Everything was black. Her head pulsed with a dull, growing ache. Her stomach gurgled minutely. She heaved a sigh and felt her ribs shift uncomfortably, her shoulders rising and falling stiffly.
Clara Oswin Owald and the Doctor had gotten themselves into a jam, once again. Not like that's normal or anything she though sardonically. She stood on tiptoe with her arms stretched upward at 45 degree angles, her wrists cruelly manacled with silver, rough clamps bound by chains that disappeared up…up…up…there was a round, metal ceiling above, one that didn't match her cylindrical surroundings. Opening her eyes in an exhausted squint, she gazed at the damp stone bricks ahead. Eyeing a slow drip slide in the brick grooves, the darkness came for her again. She shut her eyes, replaying the day.
"Clara! Split!" he yelled, guiding her route down a slick alleyway while he himself dodged the divider and slipped beneath a cart, zipping uncoordinatedly through the populated marketplace. And they had split. First mistake.
She'd continued, hearing the clip-clop of her pursuers as the floor she pounded across became a downhill slope…she wouldn't be able to see very soon. Had he lead her to a dead end?
"You've nowhere to run dearie, best come with us!" grated her pursuer, a rugged, tech-clad man on horseback who probably hadn't had a bath in his life. His silver teeth and blue-lighted cyborg eye glinted in the flickering, simulated torchlight. "Do come dearie, we promise a good time!" hooted another, earning "oooo"s and whoops of agreement.
Not in a million years, she thinks, rolling her eyes as she escapes the torchlight.
As her sight completely dissipates in the blackness, a familiar hand grabs her wrist and pulls her aside. She breaks into a grin and runs with the Doctor, only to be stopped short by torchlight coming from the other side. "You didn't get rid of them?" she said incredulously. "Well, I thought I lost them…" shrugged the Doctor….after that they'd been lead to the Overseer, separated, and imprisoned in their own separate cells—the usual capture.
That'd been early this morning. She guess it'd have to be about 2:30 by now, because she was ravenously hungry. She could always eat a horse at 2:30, that heavenly minute the bell strikes, the students saunter and waddle and sprint away, the odd colleague stop for a chat…and then home to her flat. Home to a nice long soak and a coffee or a tea, maybe picking up some takeout on special days like Tuesdays and Fridays.

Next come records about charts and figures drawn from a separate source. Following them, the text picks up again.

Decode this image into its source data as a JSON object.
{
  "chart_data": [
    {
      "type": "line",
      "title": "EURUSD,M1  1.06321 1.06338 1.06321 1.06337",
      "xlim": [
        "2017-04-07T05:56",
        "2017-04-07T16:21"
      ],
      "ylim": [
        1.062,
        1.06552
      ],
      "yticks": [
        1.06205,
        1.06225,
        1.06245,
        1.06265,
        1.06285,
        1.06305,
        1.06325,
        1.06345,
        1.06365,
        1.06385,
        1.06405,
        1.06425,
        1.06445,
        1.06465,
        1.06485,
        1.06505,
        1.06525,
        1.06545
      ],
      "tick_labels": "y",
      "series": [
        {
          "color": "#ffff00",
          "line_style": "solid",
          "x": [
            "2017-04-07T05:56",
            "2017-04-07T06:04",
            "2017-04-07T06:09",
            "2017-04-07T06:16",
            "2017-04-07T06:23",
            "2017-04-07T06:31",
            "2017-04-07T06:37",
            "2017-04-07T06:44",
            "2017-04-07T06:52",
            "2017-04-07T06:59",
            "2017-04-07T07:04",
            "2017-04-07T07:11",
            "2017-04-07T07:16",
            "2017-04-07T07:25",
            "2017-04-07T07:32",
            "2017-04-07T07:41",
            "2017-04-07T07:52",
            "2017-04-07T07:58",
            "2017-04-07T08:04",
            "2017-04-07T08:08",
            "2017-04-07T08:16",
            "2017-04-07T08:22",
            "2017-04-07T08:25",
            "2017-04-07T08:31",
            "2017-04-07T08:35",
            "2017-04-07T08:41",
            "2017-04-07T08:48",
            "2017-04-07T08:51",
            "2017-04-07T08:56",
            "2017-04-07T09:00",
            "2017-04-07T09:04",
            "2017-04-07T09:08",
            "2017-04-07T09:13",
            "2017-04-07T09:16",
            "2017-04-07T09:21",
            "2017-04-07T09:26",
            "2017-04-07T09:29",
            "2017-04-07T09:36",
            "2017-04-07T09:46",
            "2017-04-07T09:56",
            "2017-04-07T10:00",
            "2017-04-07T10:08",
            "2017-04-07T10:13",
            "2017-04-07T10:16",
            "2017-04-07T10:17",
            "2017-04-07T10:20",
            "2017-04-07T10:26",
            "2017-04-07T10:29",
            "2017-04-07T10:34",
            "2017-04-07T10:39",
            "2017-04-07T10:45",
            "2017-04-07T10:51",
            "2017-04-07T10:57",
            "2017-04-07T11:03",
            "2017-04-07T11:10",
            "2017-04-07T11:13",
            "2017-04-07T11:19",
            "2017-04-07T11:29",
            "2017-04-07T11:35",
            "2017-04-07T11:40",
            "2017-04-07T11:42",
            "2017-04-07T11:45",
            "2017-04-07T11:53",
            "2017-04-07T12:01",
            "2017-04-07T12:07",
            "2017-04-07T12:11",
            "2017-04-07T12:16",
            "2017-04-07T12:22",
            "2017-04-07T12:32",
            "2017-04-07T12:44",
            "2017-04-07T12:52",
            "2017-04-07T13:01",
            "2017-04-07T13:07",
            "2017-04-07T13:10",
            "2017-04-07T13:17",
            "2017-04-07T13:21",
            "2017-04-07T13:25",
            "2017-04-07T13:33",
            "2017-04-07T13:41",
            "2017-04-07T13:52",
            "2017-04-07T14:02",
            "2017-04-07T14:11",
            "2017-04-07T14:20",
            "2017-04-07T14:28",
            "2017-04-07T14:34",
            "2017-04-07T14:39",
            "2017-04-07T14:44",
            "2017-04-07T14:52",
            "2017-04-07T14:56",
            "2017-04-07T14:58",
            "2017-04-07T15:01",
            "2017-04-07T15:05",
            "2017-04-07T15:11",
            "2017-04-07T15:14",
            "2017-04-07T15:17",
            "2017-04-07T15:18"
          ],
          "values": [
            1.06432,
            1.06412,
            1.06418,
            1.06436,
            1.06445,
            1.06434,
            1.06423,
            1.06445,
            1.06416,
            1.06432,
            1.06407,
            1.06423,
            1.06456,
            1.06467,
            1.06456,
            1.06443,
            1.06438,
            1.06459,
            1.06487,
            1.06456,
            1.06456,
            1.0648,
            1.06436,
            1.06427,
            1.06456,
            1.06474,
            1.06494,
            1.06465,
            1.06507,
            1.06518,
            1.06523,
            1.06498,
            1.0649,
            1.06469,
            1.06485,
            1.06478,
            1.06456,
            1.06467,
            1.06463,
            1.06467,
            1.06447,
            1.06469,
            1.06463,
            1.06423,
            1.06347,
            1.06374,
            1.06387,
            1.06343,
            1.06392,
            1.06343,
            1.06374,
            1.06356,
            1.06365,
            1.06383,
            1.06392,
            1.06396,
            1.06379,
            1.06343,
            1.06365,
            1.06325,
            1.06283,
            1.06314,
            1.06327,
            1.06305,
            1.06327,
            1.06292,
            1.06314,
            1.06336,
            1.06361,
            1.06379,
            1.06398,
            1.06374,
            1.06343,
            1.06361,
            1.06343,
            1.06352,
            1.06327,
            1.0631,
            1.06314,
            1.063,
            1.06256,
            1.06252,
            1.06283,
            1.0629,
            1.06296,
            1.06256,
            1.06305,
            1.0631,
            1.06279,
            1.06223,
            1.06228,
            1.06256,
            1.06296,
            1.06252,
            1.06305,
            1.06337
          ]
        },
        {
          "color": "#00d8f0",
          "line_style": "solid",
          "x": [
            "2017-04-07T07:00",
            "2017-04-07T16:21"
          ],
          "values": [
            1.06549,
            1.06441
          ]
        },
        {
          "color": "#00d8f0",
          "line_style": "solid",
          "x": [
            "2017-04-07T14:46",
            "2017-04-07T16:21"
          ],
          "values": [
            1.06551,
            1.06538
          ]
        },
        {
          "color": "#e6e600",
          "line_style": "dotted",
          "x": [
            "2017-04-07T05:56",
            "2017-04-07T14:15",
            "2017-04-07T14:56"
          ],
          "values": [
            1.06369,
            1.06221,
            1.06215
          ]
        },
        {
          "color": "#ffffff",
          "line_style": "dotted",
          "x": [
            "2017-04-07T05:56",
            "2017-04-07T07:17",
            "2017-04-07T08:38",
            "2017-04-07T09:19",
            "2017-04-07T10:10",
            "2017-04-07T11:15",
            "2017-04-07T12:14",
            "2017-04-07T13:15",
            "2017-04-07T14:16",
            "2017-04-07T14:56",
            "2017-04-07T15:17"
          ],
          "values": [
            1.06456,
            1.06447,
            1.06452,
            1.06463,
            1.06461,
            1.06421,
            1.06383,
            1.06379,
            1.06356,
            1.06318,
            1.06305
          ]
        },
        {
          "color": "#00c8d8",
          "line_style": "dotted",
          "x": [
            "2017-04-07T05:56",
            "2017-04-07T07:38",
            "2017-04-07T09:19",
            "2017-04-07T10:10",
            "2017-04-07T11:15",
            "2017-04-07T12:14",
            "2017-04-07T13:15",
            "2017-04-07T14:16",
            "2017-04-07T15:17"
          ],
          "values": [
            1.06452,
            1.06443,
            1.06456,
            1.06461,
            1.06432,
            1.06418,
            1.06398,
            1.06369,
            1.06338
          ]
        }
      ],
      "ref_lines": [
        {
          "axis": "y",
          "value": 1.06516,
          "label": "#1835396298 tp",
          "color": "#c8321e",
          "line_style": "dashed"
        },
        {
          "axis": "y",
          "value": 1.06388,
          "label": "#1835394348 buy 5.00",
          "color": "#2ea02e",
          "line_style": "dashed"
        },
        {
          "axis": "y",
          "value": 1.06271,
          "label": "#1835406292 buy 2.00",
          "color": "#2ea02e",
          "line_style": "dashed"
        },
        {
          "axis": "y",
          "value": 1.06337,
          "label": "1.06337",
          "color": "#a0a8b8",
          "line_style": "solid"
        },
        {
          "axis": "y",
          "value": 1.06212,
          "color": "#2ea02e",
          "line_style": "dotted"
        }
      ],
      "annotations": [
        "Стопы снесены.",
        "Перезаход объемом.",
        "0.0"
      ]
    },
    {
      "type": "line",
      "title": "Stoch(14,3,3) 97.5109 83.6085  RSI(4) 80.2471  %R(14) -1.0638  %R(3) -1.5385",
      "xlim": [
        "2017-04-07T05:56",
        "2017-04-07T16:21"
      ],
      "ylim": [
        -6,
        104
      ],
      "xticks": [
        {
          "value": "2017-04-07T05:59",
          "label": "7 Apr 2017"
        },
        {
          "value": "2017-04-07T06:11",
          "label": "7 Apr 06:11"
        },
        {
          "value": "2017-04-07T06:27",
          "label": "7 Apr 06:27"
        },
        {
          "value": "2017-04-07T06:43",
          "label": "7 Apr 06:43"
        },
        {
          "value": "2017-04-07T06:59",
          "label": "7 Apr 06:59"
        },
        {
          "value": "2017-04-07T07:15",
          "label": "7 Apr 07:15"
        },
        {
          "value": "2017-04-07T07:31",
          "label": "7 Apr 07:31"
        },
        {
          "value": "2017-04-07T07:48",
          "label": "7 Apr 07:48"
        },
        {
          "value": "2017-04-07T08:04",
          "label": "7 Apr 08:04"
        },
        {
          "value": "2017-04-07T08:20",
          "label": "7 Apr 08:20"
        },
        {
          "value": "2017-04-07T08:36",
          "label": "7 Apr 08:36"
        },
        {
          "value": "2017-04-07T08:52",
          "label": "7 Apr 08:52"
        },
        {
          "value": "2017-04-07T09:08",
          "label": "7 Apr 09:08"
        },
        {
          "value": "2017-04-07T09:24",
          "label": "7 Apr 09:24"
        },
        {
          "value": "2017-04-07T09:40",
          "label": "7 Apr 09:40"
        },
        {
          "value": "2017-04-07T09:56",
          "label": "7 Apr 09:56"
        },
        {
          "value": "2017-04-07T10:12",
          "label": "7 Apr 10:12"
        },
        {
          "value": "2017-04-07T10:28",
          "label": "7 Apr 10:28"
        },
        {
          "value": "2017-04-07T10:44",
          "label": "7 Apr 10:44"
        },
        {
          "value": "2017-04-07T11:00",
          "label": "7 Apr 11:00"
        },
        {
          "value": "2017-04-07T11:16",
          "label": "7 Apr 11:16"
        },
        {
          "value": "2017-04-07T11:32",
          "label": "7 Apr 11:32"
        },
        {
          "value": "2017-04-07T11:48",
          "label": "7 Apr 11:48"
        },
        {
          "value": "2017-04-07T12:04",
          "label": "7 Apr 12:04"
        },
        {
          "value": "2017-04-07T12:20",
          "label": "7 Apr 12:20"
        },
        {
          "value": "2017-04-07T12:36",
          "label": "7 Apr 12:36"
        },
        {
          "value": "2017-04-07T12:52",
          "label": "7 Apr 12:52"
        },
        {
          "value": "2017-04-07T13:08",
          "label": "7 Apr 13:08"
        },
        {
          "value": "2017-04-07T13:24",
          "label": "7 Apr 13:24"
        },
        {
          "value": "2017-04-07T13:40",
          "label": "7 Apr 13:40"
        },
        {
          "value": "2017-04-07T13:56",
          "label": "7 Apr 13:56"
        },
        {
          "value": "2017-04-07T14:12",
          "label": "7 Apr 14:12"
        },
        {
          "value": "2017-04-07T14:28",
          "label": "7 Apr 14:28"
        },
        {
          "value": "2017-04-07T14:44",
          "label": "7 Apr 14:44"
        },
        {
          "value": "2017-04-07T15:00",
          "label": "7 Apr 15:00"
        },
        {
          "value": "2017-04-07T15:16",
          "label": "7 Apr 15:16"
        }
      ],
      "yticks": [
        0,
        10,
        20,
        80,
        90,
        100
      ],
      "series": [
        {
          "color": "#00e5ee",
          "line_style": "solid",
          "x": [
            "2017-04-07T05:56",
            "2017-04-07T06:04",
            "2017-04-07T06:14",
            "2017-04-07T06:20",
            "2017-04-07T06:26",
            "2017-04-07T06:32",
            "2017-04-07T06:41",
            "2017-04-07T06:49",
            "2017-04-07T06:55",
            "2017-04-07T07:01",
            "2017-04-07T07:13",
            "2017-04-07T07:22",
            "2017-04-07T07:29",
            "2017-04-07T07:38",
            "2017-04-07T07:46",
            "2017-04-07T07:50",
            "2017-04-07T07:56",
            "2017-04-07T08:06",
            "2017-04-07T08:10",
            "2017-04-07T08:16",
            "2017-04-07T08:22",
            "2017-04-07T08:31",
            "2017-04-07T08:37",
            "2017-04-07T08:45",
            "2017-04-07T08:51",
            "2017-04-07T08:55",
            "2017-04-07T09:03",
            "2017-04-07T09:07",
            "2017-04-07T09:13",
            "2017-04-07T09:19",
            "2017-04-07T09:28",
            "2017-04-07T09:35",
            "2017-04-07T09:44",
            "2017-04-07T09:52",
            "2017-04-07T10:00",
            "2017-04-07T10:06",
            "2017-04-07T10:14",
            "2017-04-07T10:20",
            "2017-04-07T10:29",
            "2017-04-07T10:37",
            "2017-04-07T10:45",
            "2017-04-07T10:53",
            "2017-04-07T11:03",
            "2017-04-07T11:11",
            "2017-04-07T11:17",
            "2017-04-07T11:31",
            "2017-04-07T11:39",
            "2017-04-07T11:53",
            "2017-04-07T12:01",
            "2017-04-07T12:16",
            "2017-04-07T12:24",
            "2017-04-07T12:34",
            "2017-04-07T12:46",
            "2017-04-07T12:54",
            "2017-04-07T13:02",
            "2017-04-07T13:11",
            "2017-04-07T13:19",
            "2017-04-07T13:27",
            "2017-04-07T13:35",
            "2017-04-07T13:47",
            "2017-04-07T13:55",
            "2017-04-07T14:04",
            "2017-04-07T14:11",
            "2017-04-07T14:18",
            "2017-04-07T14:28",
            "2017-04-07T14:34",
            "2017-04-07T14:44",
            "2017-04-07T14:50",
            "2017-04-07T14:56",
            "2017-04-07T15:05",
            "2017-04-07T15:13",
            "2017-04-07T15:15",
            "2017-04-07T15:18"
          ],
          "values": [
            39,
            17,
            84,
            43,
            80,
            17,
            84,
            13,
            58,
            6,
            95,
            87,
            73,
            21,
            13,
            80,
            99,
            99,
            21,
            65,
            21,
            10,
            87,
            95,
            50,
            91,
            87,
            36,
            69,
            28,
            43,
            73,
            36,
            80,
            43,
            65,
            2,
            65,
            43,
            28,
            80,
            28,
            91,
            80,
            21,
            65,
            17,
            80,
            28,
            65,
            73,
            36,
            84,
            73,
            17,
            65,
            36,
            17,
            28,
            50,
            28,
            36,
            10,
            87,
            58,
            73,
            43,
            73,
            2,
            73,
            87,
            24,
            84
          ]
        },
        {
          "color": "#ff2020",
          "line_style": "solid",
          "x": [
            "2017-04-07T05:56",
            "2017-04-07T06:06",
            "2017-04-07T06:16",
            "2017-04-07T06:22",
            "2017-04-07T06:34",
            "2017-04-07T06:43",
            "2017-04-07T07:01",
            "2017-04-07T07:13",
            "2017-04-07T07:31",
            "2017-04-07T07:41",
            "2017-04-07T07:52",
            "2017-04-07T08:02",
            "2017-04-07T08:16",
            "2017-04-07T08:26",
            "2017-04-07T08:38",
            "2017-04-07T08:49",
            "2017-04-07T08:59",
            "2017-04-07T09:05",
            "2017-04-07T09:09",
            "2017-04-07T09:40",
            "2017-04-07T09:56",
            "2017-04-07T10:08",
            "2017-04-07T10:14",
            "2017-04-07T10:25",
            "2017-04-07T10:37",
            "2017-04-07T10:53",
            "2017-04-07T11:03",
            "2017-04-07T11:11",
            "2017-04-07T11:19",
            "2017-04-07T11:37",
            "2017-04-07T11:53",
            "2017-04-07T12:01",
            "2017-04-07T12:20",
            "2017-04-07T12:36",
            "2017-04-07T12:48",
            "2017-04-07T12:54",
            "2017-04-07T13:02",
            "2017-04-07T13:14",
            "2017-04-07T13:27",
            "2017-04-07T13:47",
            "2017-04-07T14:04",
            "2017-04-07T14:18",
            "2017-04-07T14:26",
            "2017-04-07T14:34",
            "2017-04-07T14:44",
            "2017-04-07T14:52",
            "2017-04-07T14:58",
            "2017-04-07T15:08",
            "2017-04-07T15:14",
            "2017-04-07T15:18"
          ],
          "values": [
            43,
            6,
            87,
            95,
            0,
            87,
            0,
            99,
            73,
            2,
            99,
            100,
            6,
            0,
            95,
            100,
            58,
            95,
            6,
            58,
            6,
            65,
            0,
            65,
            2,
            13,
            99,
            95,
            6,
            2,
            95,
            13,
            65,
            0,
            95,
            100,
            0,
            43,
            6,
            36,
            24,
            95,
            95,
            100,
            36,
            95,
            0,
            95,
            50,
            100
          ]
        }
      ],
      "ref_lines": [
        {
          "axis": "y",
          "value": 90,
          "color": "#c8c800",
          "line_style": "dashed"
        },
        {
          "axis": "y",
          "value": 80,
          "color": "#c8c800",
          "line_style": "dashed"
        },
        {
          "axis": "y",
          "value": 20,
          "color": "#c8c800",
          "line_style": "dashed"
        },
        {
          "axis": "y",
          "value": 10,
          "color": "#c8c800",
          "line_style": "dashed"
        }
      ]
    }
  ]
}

Oh, how she longed to be home and warm and cozy…her head fell forward against her chest, her dry mouth watering at the prospect of anything food or snack, especially the remainder of that cinnamon-french-toast bagel left over from yesterday…
Her feet gave way and she hung limply, straining her arms uncomfortably. She watched her feet dangle, inches above the floor when she heard a creaaaaaak and saw a thin stream of foul-looking yellow liquid cascade towards her. Immediately standing on tiptoe so as to stop the flow, she hoped desperately that it wasn't urine.
She got her wish. "AAAAAAAAAAAAAAAAAAAAAAAAAHHHHHHHH!"
She screamed as a torrent of pain burned through her skin and melted the sinews of her neck, vowing to never ever ever go flat-foot again. Her sobs echoed through the chamber, the acrid smell of burning flesh intensified by the humidity of the dungeon. Once more, the darkness swallowed her, the borders of her vision degrading in smoldering rings of crimson.